ELBO Surgery

December 23, 2017

tldr: The ubiquitous isotropic Gaussian prior for generative models doesn't make sense / doesn't work, which motivates work on priors.

At NIPS, Dawen Liang mentioned Hoffman & Johnson's ELBO surgery paper offhand while talking about tuning KL divergences, and it's very interesting, so I thought I'd go over it. It's very clearly written, so I won't go into any of the derivations, but instead offer my interpretation.

Motivation

I worked in the past on applying variational inference and comparing it to models trained via MAP/MLE inference. I decomposed the evidence lower bound (ELBO) as:

$$\mathcal{L} = \frac{1}{N}\sum_{i = 1}^N\left(\underbrace{\mathbb{E}_{q(z_n | x_n)}[\log p(x_n | z_n)]}_{\text{log-likelihood}} - \underbrace{\operatorname{KL}(q(z_n | x_n) || p(z_n))}_{\text{KL divergence}}\right)$$

This is, I think, the most common interpretation: split the ELBO into a reconstruction term and a KL divergence term. The first encourages the model to reconstruct the data, and the second regularizes the model, asking the posterior distribution over $z_n$ to have a certain shape, like a Gaussian. For example, in a VAE the second term is what prevents the model from just learning a Dirac delta-like posterior $q(z_n | x_n) \sim \mathcal{N}(x_n, 0.001)$ around the original value1.

In the NLP world, people have seen some problems though - when we have a very powerful generative model (e.g., an RNN), the KL divergence can vanish. This means the posterior $q(z_n | x_n) \approx p(z_n)$ learns nothing about the data, so the generative model $p(x_n | z_n)$ becomes like a language model.

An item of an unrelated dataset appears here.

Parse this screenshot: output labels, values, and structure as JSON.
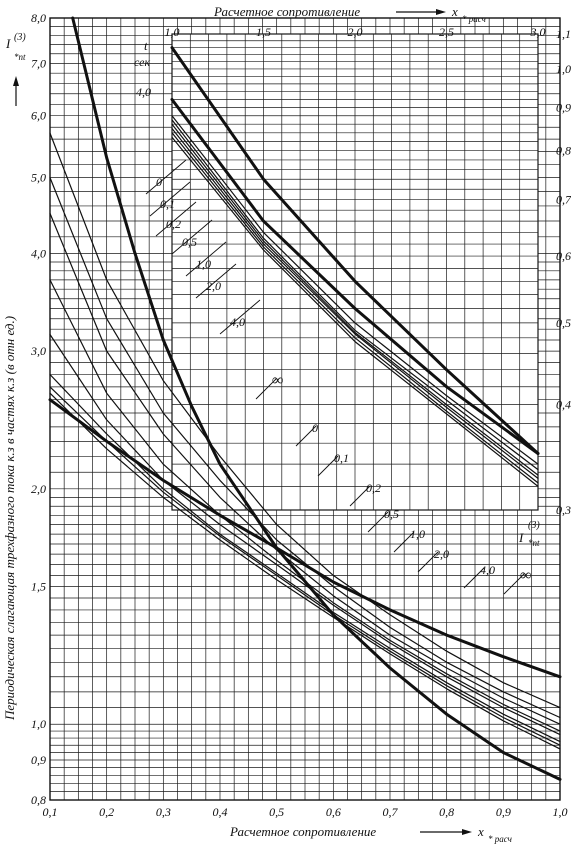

The usual trick is to anneal the KL divergence term in, so that that inference can be useful. A lot of people are unhappy with this because it adds extra hyperparameters and it feels really non-Bayesian.

Contribution

The contribution of this paper is the following observation: the KL divergence above measures the distance from the posterior for a single $z_n$ to the prior, but we really care about the KL divergence from the average posterior over all data points to the prior. So they define

$$q(z) = \frac{1}{N}\sum_{n = 1}^Nq(z_n | x_n)$$

which is the average posterior we see. The intuition here is that when we're trying to do inference, we shouldn't exactly be penalized for being very confident in $q(z_n | x_n)$. However, we want the average distribution to be close to the prior, so this term can go to 0 safely without worrying about whether the posterior has learned something. In fact, at the cost of a lot of extra computation, we can even safely set the prior to be this distribution, or let $p(z) \triangleq q(z)$!

Then, they view $n$, the index variable, as a random variable, where the interpretation is that our generative model samples $n \sim \operatorname{Unif}[N]$, and then picks a $z_n$ from $p(z)$. This isn't totally intuitive, but it makes more sense on the inference side, which we'll see below. Finally, they decompose the second term further as follows:

$$\mathcal{L} = \underbrace{\frac{1}{N}\sum_{i = 1}^N E_{q(z_n | x_n)}[\log p(x_n | z_n)]}_{\text{log-likelihood}} - \underbrace{\vphantom{\sum_{i = 1}^N}E_{q(z)}[\operatorname{KL}(q(n | z) || p(n)))]}_{\text{index-code mutual information}} - \underbrace{\vphantom{\sum_{i = 1}^N}\operatorname{KL}(q(z) || p(z))}_{\text{marginal KL}}$$

(this is not an obvious derivation, but the math checks out). Here, $q(n | z)$ (which we can decompose using Bayes' law) can be interpreted as 'the distribution over which datapoint this $z$ belongs to'. The description 'index-code mutual information' comes from an alternative way to write the expression, but I like this one more. Also, they upper bound this value by $\log N$, a not insignificant quantity! This is 11 nats on MNIST.

Experiments

Finally, the most interesting section, which is the quantitative analysis: they apply the model to a set of the usual VAEs with an isotropic Gaussian prior used for binarized MNIST, and get the following results:

ELBOAverage KLMutual info.Marginal KL
2D latents-129.637.417.200.21
10D latents-88.9519.1710.828.35
20D latents-87.4520.210.679.53

So, what's going on is that as we increase the number of latent dimensions to 10/20, the marginal KL gets large! Which means that the Gaussian prior is not good enough anymore. At least, that's my interpretation. This is interesting food for thought, since that gives a lot of evidence for a hunch that people have had for a while (and motivates work on new prior distributions, like our paper).

1

Well, if the latent capacity is large enough. Otherwise it might learn, e.g. a PCA-like compression, or some other compression if the inference and generation nets are more crazy.